Pekerja UMKM kadang terjebak dalam loyalitas semu. Mereka merasa tidak enak hati menuntut, apalagi kalau sudah dianggap keluarga oleh pemilik usaha.
Padahal, relasi kerja adalah kontrak tak tertulis yang membutuhkan kejelasan hak dan kewajiban. Sementara di sisi lain, pelaku usaha juga kadang terjebak pada asumsi bahwa pekerja harus ikut berkorban demi kelangsungan usaha.
Keduanya tentu sah memiliki harapan. Namun harapan harus diimbangi dengan perhitungan. Saya pernah menyaksikan seorang pemilik warung makan yang, alih-alih menggaji pegawai dengan tetap, tapi malah hanya memberi uang saku harian tanpa kepastian.
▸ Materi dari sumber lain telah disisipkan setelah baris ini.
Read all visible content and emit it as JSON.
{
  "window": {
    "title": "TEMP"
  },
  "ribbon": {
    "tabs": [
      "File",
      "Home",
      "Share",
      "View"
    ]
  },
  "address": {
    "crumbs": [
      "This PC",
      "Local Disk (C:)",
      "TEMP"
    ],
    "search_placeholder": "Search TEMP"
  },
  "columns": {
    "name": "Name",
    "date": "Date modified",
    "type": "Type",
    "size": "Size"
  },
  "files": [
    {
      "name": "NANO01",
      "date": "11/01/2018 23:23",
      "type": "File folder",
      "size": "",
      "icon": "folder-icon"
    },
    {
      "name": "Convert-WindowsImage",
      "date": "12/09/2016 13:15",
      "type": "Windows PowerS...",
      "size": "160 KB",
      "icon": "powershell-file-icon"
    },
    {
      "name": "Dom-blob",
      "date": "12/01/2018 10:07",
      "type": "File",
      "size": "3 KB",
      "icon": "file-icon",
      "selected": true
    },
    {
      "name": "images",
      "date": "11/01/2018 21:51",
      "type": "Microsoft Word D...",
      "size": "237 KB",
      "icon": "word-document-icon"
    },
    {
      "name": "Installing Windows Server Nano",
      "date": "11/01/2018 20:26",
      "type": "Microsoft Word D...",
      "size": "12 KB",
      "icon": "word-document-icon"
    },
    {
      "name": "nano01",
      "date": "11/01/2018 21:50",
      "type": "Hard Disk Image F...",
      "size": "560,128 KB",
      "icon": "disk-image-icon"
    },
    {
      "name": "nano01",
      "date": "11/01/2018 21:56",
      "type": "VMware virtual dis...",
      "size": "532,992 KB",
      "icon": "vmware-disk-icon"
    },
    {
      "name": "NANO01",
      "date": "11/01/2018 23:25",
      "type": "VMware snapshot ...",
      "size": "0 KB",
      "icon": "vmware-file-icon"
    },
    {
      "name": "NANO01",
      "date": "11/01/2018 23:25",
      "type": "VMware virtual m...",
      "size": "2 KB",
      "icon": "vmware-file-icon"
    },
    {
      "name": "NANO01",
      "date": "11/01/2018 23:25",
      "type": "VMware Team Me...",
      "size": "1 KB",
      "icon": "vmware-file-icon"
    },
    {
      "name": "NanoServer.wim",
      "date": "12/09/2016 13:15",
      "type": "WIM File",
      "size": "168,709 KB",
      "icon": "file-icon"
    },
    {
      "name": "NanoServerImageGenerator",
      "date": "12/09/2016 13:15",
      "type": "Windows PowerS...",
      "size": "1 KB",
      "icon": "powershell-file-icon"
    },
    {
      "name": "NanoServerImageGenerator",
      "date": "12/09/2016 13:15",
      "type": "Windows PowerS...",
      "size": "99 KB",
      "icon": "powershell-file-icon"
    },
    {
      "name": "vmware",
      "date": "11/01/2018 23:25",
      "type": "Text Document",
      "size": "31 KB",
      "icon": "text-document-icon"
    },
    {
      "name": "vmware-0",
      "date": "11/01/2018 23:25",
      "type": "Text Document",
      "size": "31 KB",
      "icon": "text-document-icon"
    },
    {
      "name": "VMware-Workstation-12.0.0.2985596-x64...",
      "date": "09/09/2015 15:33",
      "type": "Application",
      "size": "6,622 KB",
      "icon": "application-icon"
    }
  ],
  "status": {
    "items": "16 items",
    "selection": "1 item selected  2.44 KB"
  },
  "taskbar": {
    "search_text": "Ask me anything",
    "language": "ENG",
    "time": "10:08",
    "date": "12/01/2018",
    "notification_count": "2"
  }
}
Ketika pegawai berhenti, ia bingung kenapa ditinggal. Mungkin karena sejak awal relasi kerja itu tak pernah ditata.
Gaji layak tidak selalu berarti UMR penuh (meski itu idealnya). Dalam konteks UMKM yang masih bertumbuh, ada banyak cara kreatif untuk menghargai pekerja secara manusiawi.
Misalnya dengan memberi insentif dari keuntungan harian, membiayai transportasi, memberikan makan siang, atau memberi hari libur yang fleksibel.
Sebagian pelaku usaha bahkan mulai menerapkan sistem bagi hasil yang disepakati bersama. Meskipun sederhana, hal ini membuat pekerja merasa dihargai dan terlibat dalam pertumbuhan usaha. Jadi bukan sekadar digaji, tetapi juga diajak tumbuh bersama.
Memberi gaji layak bukan hanya soal angka. Ini soal membangun budaya kerja yang sehat dan berkelanjutan.
Pekerja yang digaji dengan adil cenderung lebih loyal, lebih produktif, dan lebih peduli terhadap kemajuan usaha. Sebaliknya, gaji yang asal-asalan hanya akan membuat mereka bekerja setengah hati dan cepat atau lambat, mereka akan pergi.
Mengurai Jalan Tengah
Saya tidak sedang menempatkan pelaku usaha sebagai pihak yang sepenuhnya salah. Tantangan merintis UMKM itu nyata dan berat.
Tapi bukan berarti harus mengorbankan hak dasar pekerja. Jalan tengah bisa dimulai dari keterbukaan. Terbuka soal kondisi usaha, pendapatan, dan rencana ke depan.